' Google and Microsoft Crackdown on Child Pornography | MTTLR

Google and Microsoft Crackdown on Child Pornography

On November 18, 2013, Google announced its plans to crack down on child pornography on its search engine. In addition to removing over 100,000 search results, Google will post warning signs about potentially unlawful content, links to child pornography abuse charities, and links to support websites when any of over 13,000 search terms are searched by users. Microsoft will follow suit with similar efforts on its Bing search engine.

These announcements came just a few months after British Prime Minister David Cameron urged Google and Microsoft to limit the accessibility to child pornography on their search engines. Google plans to remove illegal pictures through “hashing” technology which David Drummond, Google’s Chief Legal Officer, says “tag[s] known child sexual abuse images, allowing us to identify duplicate images which may exist elsewhere. Each offending image in effect gets a unique fingerprint that our computers can recognize without humans having to view them again.”

While virtually everyone would agree that limiting the accessibility to child pornography on the internet is a positive thing, these new tactics are not without fault. For example, the line between pornography and art or innocent family photos can be ambiguous, especially to a computer program scanning the images. In removing content from its search results, Google will also inevitably remove some legitimate content. This realization has led certain internet rights and free speech groups to speak out against the proposed plan.

Additionally, the effectiveness of the plan has been called into question. While Google and Microsoft’s intentions are admirable, it is not apparent how effective the plan will be. These search engines have already been actively removing illegal content from their sites for years. However, simply taking content of off the search engines does not remove it from the internet. Individuals seeking the unlawful content can still gain access to it through other websites. In fact, most child pornography viewers probably already seek out the illegal content through means other than conventional search engines, resorting instead to anonymous sites, such as Tor, to gain access to this content.

Google’s and Microsoft’s increased efforts to limit the availability of child pornography on the Internet were in direct response to a push by Prime Minister Cameron to make child pornography harder to find. Indeed, while Cameron approved of Google’s and Microsoft’s efforts, he warned that if the companies do not move quickly enough, he would bring forward legislation to achieve his goal of preventing people from accessing child pornography on the internet.

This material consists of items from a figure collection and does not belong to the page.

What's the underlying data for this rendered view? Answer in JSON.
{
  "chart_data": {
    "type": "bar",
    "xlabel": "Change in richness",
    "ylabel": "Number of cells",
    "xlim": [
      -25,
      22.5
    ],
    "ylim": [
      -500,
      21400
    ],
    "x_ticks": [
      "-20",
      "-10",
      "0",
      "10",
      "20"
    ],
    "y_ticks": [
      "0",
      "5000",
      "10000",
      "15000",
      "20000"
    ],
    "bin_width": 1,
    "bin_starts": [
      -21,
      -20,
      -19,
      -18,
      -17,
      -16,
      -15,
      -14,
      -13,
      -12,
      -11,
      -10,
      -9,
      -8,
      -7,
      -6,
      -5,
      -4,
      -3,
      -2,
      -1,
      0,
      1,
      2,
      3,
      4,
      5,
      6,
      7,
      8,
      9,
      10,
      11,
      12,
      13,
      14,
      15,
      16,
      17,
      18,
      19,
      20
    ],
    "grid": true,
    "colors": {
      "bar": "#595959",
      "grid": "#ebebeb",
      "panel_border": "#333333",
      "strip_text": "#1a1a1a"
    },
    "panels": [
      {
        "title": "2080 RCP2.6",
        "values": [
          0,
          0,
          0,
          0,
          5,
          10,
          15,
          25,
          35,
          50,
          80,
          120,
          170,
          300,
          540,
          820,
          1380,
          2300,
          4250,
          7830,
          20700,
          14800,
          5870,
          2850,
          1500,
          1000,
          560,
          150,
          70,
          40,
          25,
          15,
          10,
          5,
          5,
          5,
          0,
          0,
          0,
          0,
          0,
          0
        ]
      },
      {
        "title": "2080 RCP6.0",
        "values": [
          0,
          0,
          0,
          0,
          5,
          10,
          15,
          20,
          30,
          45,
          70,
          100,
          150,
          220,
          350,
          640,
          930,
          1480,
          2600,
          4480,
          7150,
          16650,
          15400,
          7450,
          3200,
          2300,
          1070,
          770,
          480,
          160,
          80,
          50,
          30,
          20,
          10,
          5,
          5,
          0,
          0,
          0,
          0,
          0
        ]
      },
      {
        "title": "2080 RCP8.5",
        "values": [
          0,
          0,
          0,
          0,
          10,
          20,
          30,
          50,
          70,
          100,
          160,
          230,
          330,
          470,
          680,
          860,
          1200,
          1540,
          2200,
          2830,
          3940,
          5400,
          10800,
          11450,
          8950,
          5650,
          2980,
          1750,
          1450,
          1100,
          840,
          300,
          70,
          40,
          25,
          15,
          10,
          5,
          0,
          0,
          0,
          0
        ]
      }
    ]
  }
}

This raises an interesting example of the effects of a single country’s influence on a company having broad, multinational effects. Google is not just limiting its plans to the British version of Google–it is applying it worldwide in over 150 languages. As a result, this push for a change by a government official from one country will have an effect on Google users worldwide. In today’s technologically-driven world, the relationships between businesses and politicians of a single country can create a butterfly effect which quickly propagates that change globally, regardless of the will of other countries. It will be interesting to see how Google and Microsoft will implement these changes in the upcoming months and the effects that they will have on Google users everywhere.

Sources

[1] BBC News, Google and Microsoft agree steps to block abuse images, Nov. 18, 2013.
[2] PCWorld, Google to warn users of 13,000 search terms associated with child pornography, Nov. 18, 2013.
[3] David Drummond, There are some things no one should be able to Google, Jun. 16, 2013.
[4] Robinson Meyer, The Atlantic, The Tradeoffs in Google’s New Crackdown on Child Pornography, Nov. 18, 2013.
[5] Hayley Tsukayama, The Washington Post, Google, Microsoft modify Internet searches to exclude more child pornography results, Nov. 18, 2013.